Il était une fois une ville bâtie au creux d’une vallée, la Cité des Mille Lumières. Ses habitants vivaient dans un tourbillon incessant de complexité. Ils s’étaient inventé des machines pour faire toutes les tâches, des lois pour régir le moindre de leurs faits et gestes, et des milliers de lumières pour chasser l’ombre de leurs nuits. Chacun collectionnait des objets rares, accumulait des savoirs complexes, et cherchait à être plus important que son voisin.

Un jour, une vieille femme nommée Élina arriva dans la cité. Elle ne portait rien d’autre qu’un baluchon, n’avait aucune possession, et se contentait de s’asseoir sur un banc pour regarder passer les gens. Les habitants la trouvaient étrange. Ils l’interrogèrent : « Pourquoi ne faites-vous rien ? Pourquoi ne cherchez-vous pas à être riche ou puissant ? »

Élina souriait doucement. « Je suis riche de ce que je n’ai pas, » répondit-elle.

Un jeune homme, intrigué, décida de la suivre. Il vit Élina ramasser un caillou qu’elle trouva beau. Elle s’arrêta pour écouter le chant d’un oiseau qu’elle n’avait jamais entendu. Elle s’émerveilla de la façon dont le soleil faisait scintiller une goutte d’eau sur une feuille. Elle était pleine de joie, mais sa joie ne venait d’aucun bien matériel ou d’aucun savoir complexe. Elle venait de la simplicité de son regard.

Le jeune homme, qui passait son temps à collectionner des objets précieux, réalisa soudain la vérité. Toutes ses richesses ne lui avaient jamais procuré un tel sentiment de bonheur. Il avait tellement cherché à posséder qu’il avait oublié de vivre.

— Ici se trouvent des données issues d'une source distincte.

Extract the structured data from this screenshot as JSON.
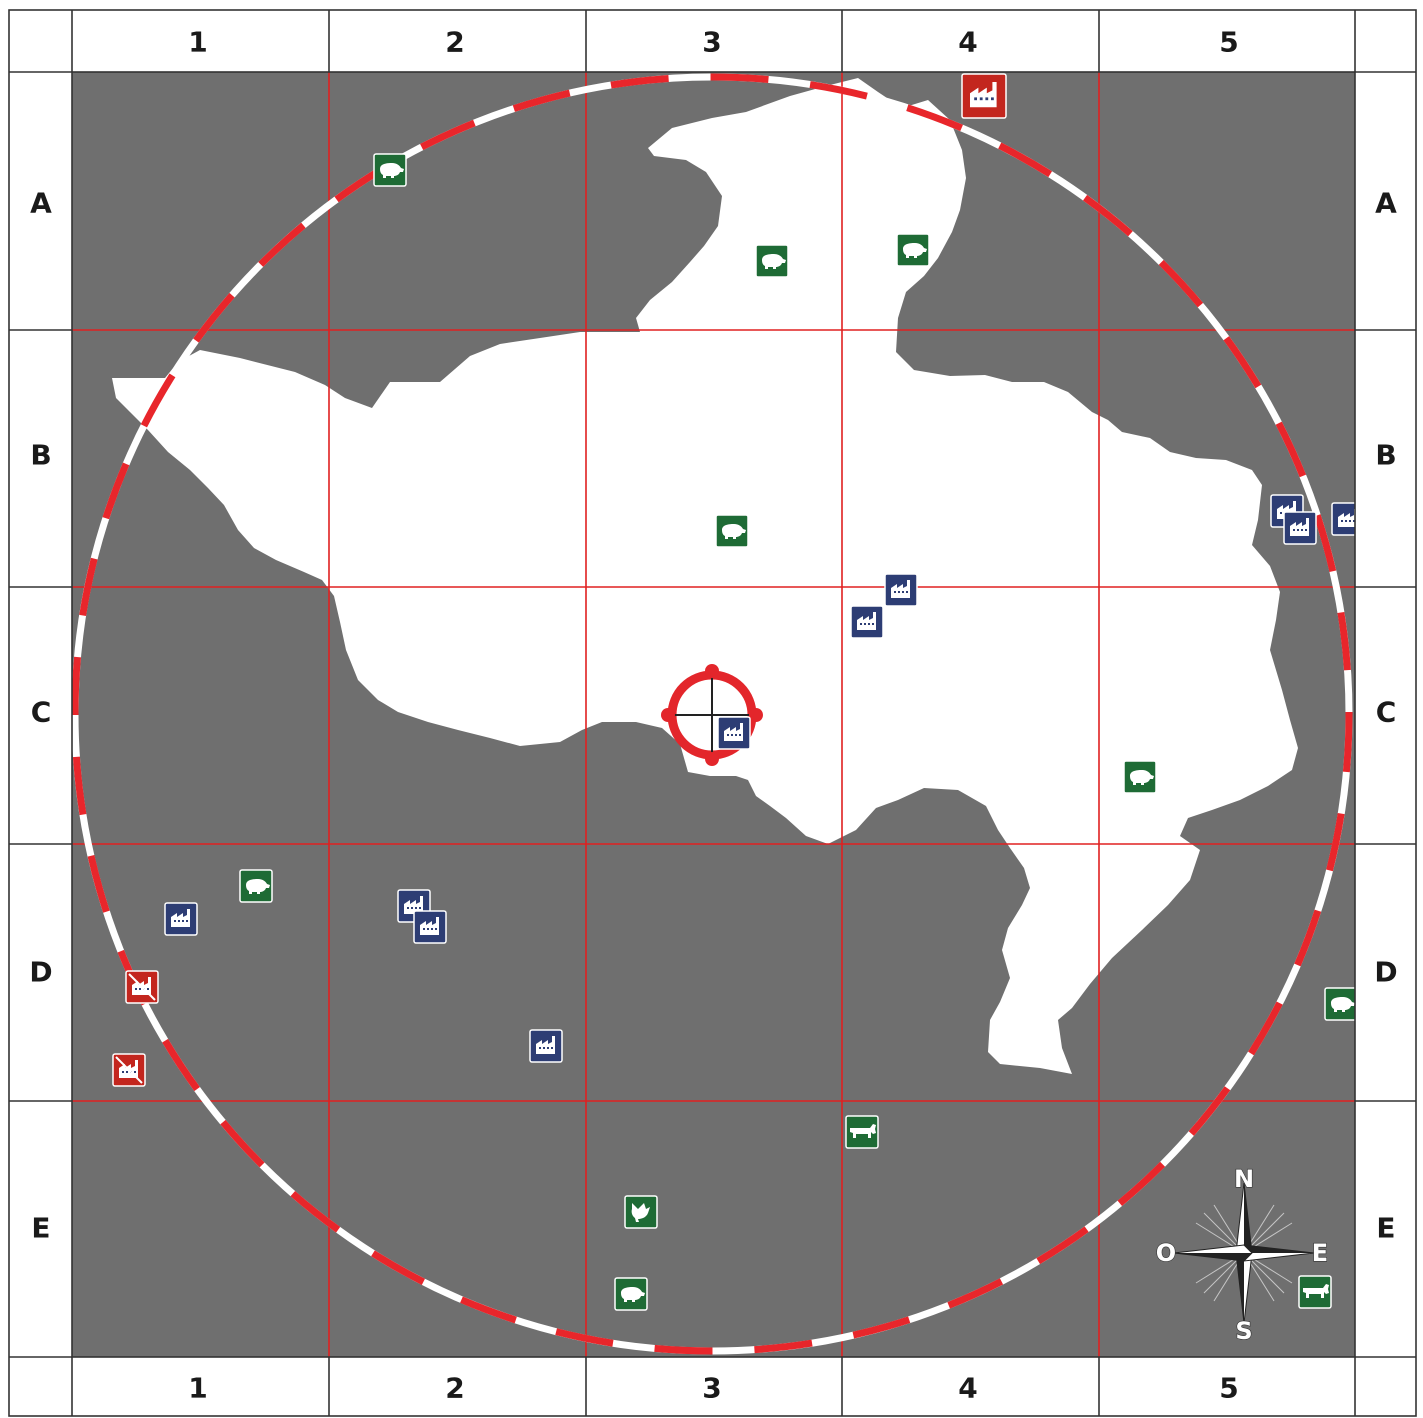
{
  "map": {
    "columns": [
      "1",
      "2",
      "3",
      "4",
      "5"
    ],
    "rows": [
      "A",
      "B",
      "C",
      "D",
      "E"
    ],
    "colors": {
      "land": "#6f6f6f",
      "region": "#ffffff",
      "grid_line": "#e02020",
      "ring_red": "#e8262b",
      "ring_white": "#ffffff",
      "target": "#e3262b",
      "farm_icon": "#1e6b35",
      "factory_icon": "#2d3d74",
      "hazard_icon": "#c3261e"
    },
    "compass": {
      "north": "N",
      "south": "S",
      "east": "E",
      "west": "O"
    },
    "target": {
      "cell": "C3"
    },
    "markers": [
      {
        "type": "pig-farm",
        "cell": "A2"
      },
      {
        "type": "pig-farm",
        "cell": "A3"
      },
      {
        "type": "pig-farm",
        "cell": "A4"
      },
      {
        "type": "factory-hazard",
        "cell": "A4"
      },
      {
        "type": "pig-farm",
        "cell": "B3"
      },
      {
        "type": "factory",
        "cell": "B5"
      },
      {
        "type": "factory",
        "cell": "B5"
      },
      {
        "type": "factory",
        "cell": "B5"
      },
      {
        "type": "factory",
        "cell": "C4"
      },
      {
        "type": "factory",
        "cell": "C4"
      },
      {
        "type": "factory",
        "cell": "C3"
      },
      {
        "type": "pig-farm",
        "cell": "C5"
      },
      {
        "type": "pig-farm",
        "cell": "D1"
      },
      {
        "type": "factory",
        "cell": "D1"
      },
      {
        "type": "hazard",
        "cell": "D1"
      },
      {
        "type": "hazard",
        "cell": "D1"
      },
      {
        "type": "factory",
        "cell": "D2"
      },
      {
        "type": "factory",
        "cell": "D2"
      },
      {
        "type": "factory",
        "cell": "D2"
      },
      {
        "type": "pig-farm",
        "cell": "D5"
      },
      {
        "type": "cattle-farm",
        "cell": "E4"
      },
      {
        "type": "poultry-farm",
        "cell": "E3"
      },
      {
        "type": "pig-farm",
        "cell": "E3"
      },
      {
        "type": "cattle-farm",
        "cell": "E5"
      }
    ]
  }
}
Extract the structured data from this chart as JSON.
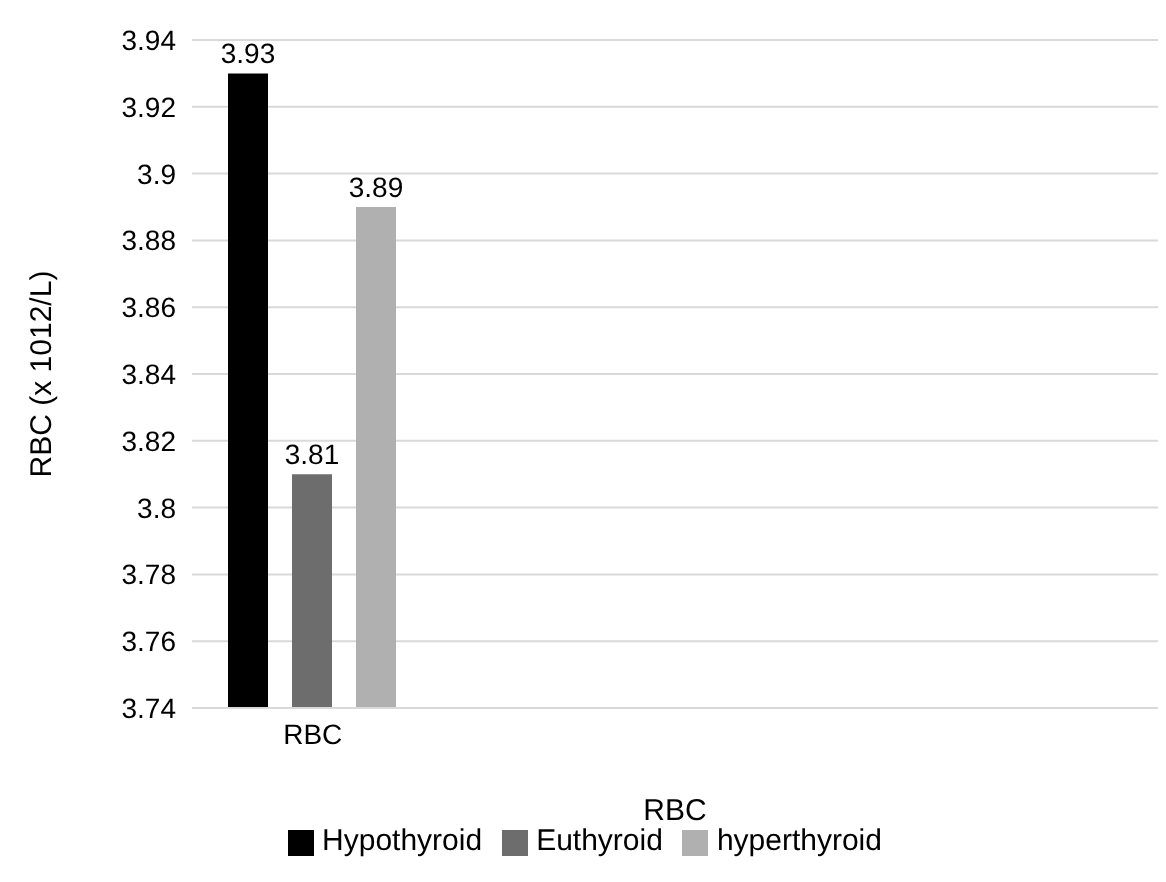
{
  "chart_data": {
    "type": "bar",
    "xlabel": "RBC",
    "ylabel": "RBC (x 1012/L)",
    "categories": [
      "RBC",
      null,
      null,
      null
    ],
    "series": [
      {
        "name": "Hypothyroid",
        "color": "#000000",
        "values": [
          3.93,
          null,
          null,
          null
        ]
      },
      {
        "name": "Euthyroid",
        "color": "#6d6d6d",
        "values": [
          3.81,
          null,
          null,
          null
        ]
      },
      {
        "name": "hyperthyroid",
        "color": "#b0b0b0",
        "values": [
          3.89,
          null,
          null,
          null
        ]
      }
    ],
    "ylim": [
      3.74,
      3.94
    ],
    "yticks": [
      3.74,
      3.76,
      3.78,
      3.8,
      3.82,
      3.84,
      3.86,
      3.88,
      3.9,
      3.92,
      3.94
    ],
    "grid": "y",
    "legend": "bottom",
    "data_labels": true
  }
}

Petit à petit, d’autres habitants de la Cité des Mille Lumières commencèrent à suivre Élina. Ils apprirent d’elle à apprécier la beauté d’un simple lever de soleil, le goût d’un pain partagé, le bonheur d’un instant présent. Les machines devinrent moins importantes, les lois s’assouplirent, et les lumières de la ville s’éteignirent peu à peu, laissant place à la clarté des étoiles.

La ville ne perdit pas sa lumière. Au contraire, elle en gagna une nouvelle, plus douce et plus vraie. Ce n’était plus la lumière des machines, mais celle des cœurs qui avaient appris à se contenter de l’essentiel. C’est ainsi que la Cité des Mille Lumières devint un lieu où l’on pouvait enfin voir la véritable richesse de la vie.